Only the tree algorithm for the MergeSort function is implemented since the heap version is not well adapted for the CUDA programming model. Indeed, an interval is not processed by a single thread but it is processed by a group of t threads, called a block in the CUDA terminology. So for each interval, a group of threads constructs a temporary tree in order to merge and sort the terms. Atomic instructions have been used in order to reduce the number of synchronization inside the group of threads. To avoid the divergence of the execution path of the threads inside a group, this one handles the terms line after line. Only t elements of the array L min are stored in the shared memory of the GPU at the same time in order to reduce the memory consumption and to avoid access to the global memory.
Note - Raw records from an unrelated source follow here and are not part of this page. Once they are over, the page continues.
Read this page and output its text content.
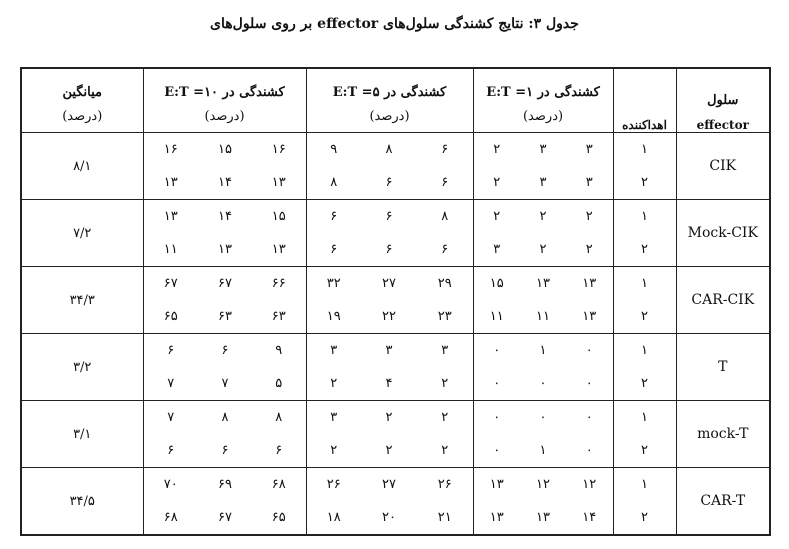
جدول ۳: نتایج کشندگی سلول‌های effector بر روی سلول‌های
سلول
effector	اهداکننده	کشندگی در E:T =۱			کشندگی در E:T =۵			کشندگی در E:T =۱۰			میانگین
		(درصد)			(درصد)			(درصد)			(درصد)
CIK	۱	۳	۳	۲	۶	۸	۹	۱۶	۱۵	۱۶	۸/۱
	۲	۳	۳	۲	۶	۶	۸	۱۳	۱۴	۱۳	
Mock-CIK	۱	۲	۲	۲	۸	۶	۶	۱۵	۱۴	۱۳	۷/۲
	۲	۲	۲	۳	۶	۶	۶	۱۳	۱۳	۱۱	
CAR-CIK	۱	۱۳	۱۳	۱۵	۲۹	۲۷	۳۲	۶۶	۶۷	۶۷	۳۴/۳
	۲	۱۳	۱۱	۱۱	۲۳	۲۲	۱۹	۶۳	۶۳	۶۵	
T	۱	۰	۱	۰	۳	۳	۳	۹	۶	۶	۳/۲
	۲	۰	۰	۰	۲	۴	۲	۵	۷	۷	
mock-T	۱	۰	۰	۰	۲	۲	۳	۸	۸	۷	۳/۱
	۲	۰	۱	۰	۲	۲	۲	۶	۶	۶	
CAR-T	۱	۱۲	۱۲	۱۳	۲۶	۲۷	۲۶	۶۸	۶۹	۷۰	۳۴/۵
	۲	۱۴	۱۳	۱۳	۲۱	۲۰	۱۸	۶۵	۶۷	۶۸	
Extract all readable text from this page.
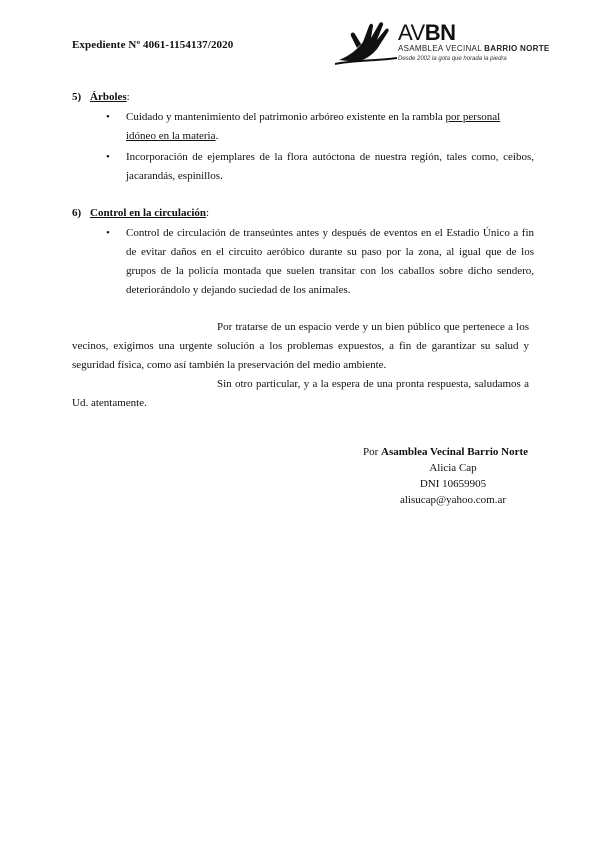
Expediente Nº 4061-1154137/2020	AVBN
ASAMBLEA VECINAL BARRIO NORTE
Desde 2002 la gota que horada la piedra
5) Árboles:
• Cuidado y mantenimiento del patrimonio arbóreo existente en la rambla por personal
idóneo en la materia.
• Incorporación de ejemplares de la flora autóctona de nuestra región, tales como, ceibos, jacarandás, espinillos.
6) Control en la circulación:
• Control de circulación de transeúntes antes y después de eventos en el Estadio Único a fin de evitar daños en el circuito aeróbico durante su paso por la zona, al igual que de los grupos de la policía montada que suelen transitar con los caballos sobre dicho sendero, deteriorándolo y dejando suciedad de los animales.
Por tratarse de un espacio verde y un bien público que pertenece a los vecinos, exigimos una urgente solución a los problemas expuestos, a fin de garantizar su salud y seguridad física, como así también la preservación del medio ambiente.
Sin otro particular, y a la espera de una pronta respuesta, saludamos a Ud. atentamente.
Por Asamblea Vecinal Barrio Norte
Alicia Cap
DNI 10659905
alisucap@yahoo.com.ar
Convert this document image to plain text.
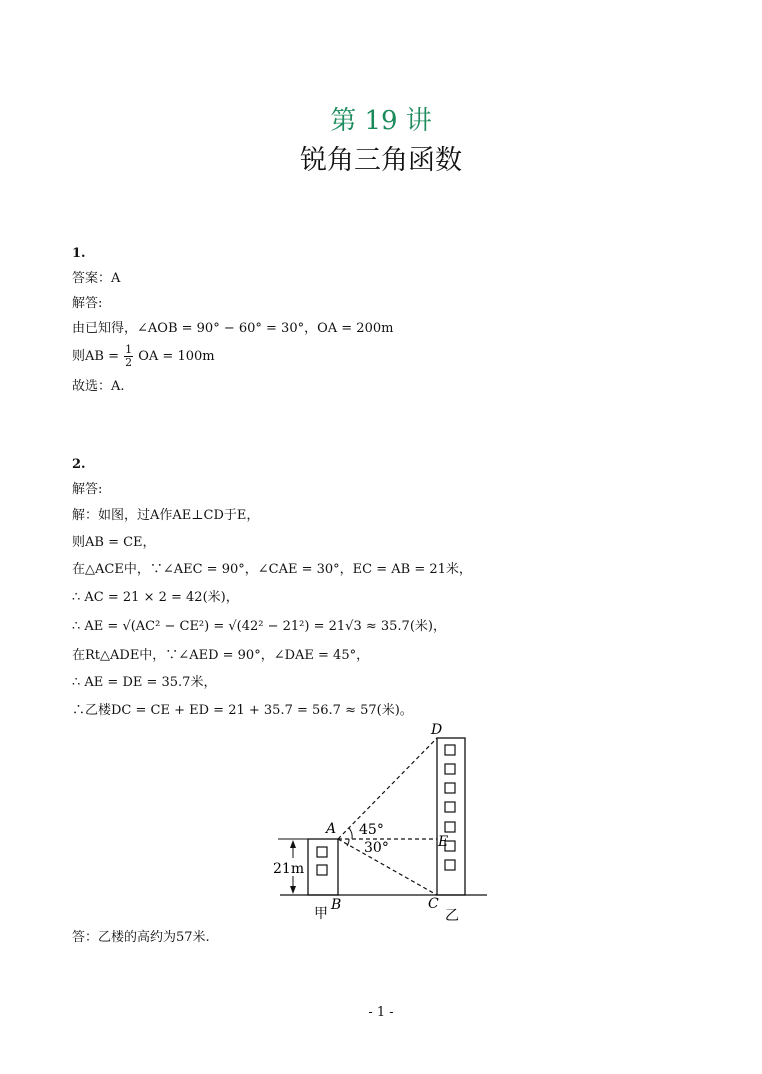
第 19 讲
锐角三角函数
1.
答案：A
解答:
由已知得，∠AOB = 90° − 60° = 30°，OA = 200m
则AB = $\frac{1}{2}$ OA = 100m
故选：A.
2.
解答:
解：如图，过A作AE⊥CD于E，
则AB = CE，
在△ACE中，∵∠AEC = 90°，∠CAE = 30°，EC = AB = 21米，
∴ AC = 21 × 2 = 42(米)，
∴ AE = √(AC² − CE²) = √(42² − 21²) = 21√3 ≈ 35.7(米)，
在Rt△ADE中，∵∠AED = 90°，∠DAE = 45°，
∴ AE = DE = 35.7米，
∴乙楼DC = CE + ED = 21 + 35.7 = 56.7 ≈ 57(米)。
D
A 45°
30°	E
21m
B	C
甲	乙
答：乙楼的高约为57米.
- 1 -
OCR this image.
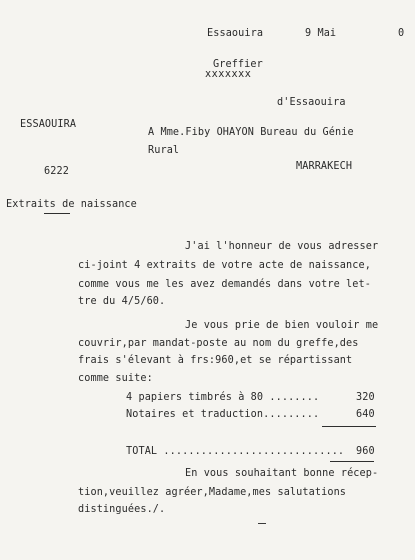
Essaouira	9 Mai	0
Greffier
xxxxxxx
d'Essaouira
ESSAOUIRA
A Mme.Fiby OHAYON Bureau du Génie
Rural
MARRAKECH
6222
Extraits de naissance
J'ai l'honneur de vous adresser
ci-joint 4 extraits de votre acte de naissance,
comme vous me les avez demandés dans votre let-
tre du 4/5/60.
Je vous prie de bien vouloir me
couvrir,par mandat-poste au nom du greffe,des
frais s'élevant à frs:960,et se répartissant
comme suite:
4 papiers timbrés à 80 ........	320
Notaires et traduction.........	640
TOTAL ............................. 960
En vous souhaitant bonne récep-
tion,veuillez agréer,Madame,mes salutations
distinguées./.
In our implementation, the reconstruction of the canonical distributed representation from the tree is performed on the host processor with one host thread per GPU and overlaps the computations by the GPU. A simple static scheduling is performed : ns 5g intervals are processed at a same time by a GPU if g GPUs are used for the computations. So each GPU executes 5 times the kernel function. More sophisticated scheduling may be done by overlapping memory transfer between the host and GPU memory. As no version of the GMP library is available for the GPU side, double-precision floating point numbers have been used for the coefficients on CPU and GPU. Table 2 shows the execution time and speedup obtained on the GPU with different number of threads (t) inside the group. As the kernel function needs to be transferred on the card by the CUDA driver, the timings are the average of eight executions without two first useless executions. The group of 64 threads has the best execution time for the three examples. The scalability on several GPUs is not linear for several reasons. The major reason is that the four cards share the two links to the host. A better dynamic scheduling should be done using an optimized heterogeneous scheduler, such as StarPU [17] , and the computations on the card are not overlapped by the memory transfer. For comparison, the execution time of Trip, Piranha and DMPMC on the same host computer are reported in Table 3 with the same kind of numerical coefficients.
Conclusions
The proposed algorithm for the multiplication of sparse multivariate polynomials stored in a distributed format does not have any bottleneck related to the numbers of cores due to the lack of synchronization or locks during the main parallel step. But it requires a preliminary one time step to tune the size of the grid to the targeted hardware. The range of targeted processor units is wide for our algorithm. The only drawback comes from the time to transfer data between nodes on the distributed memory systems due to the limited performance of the interconnection network. It can use any available fastest sequential merge and sort algorithm to generate the terms of the result and can benefit from any efficient dynamic scheduling. A more appropriate algorithm for this merge and sort step may be designed for the GPU hardware in order to take into account all features of these specialized hardware.